Nas agências Sygma e Gamma e, posteriormente, na icônica Magnum (fundada por mestres como Henri Cartier-Bresson e Robert Capa) refinou seu estilo inconfundível: um preto e branco dramático que, sem cores para distrair, revelava com crueza e poesia tanto a agonia quanto a beleza da condição humana e da natureza. Com a câmera como testemunha, percorreu mais de 100 países, retratando a vulnerabilidade e a dignidade dos marginalizados.
Dentre suas principais séries documentais estão Sahel: O Homem em Aflição (1986), Outras Américas (1986), Um Incerto Estado de Graça (1990), Terra (1997), Gênesis (2013), entre outros. Já o registro de Serra Pelada, local de mineração na Amazônia, é considerado o mais visceral. Na década de 1980, Salgado imortalizou a epopeia trágica dos garimpeiros, em um retrato cru e hipnótico da obsessão humana pelo ouro.
Essa obra-prima do fotojornalismo pode agora ser revisitada na exposição Gold - Mina de Ouro Serra Pelada, em cartaz na Caixa Cultural Recife.

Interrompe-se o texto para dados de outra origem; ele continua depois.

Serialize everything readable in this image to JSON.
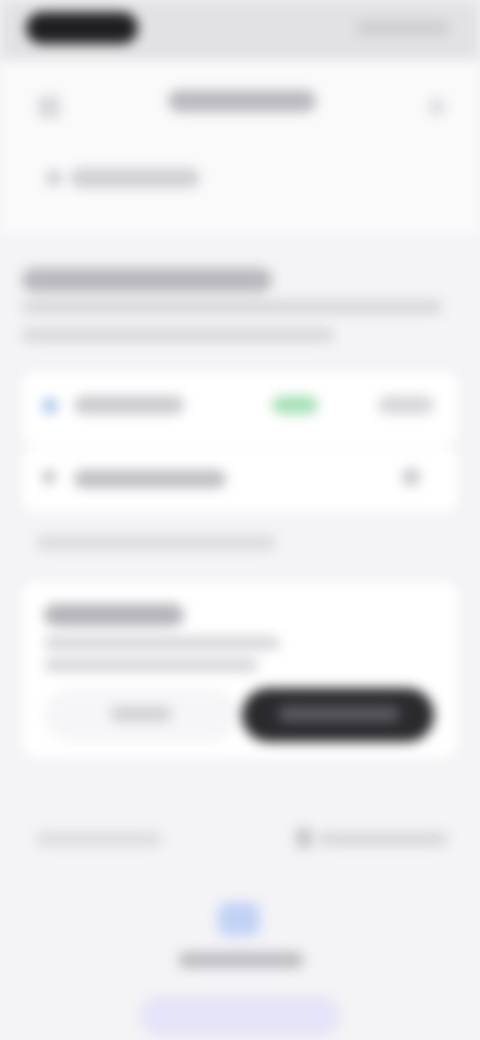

A mostra, que traz 54 fotografias inéditas no Nordeste após três décadas guardadas, oferece ao público uma imersão no maior garimpo a céu aberto do mundo até 29 de junho, com entrada gratuita.
Nessas imagens atemporais, o fotógrafo nos deixa não um adeus, mas um convite permanente a enxergar o mundo com seus olhos.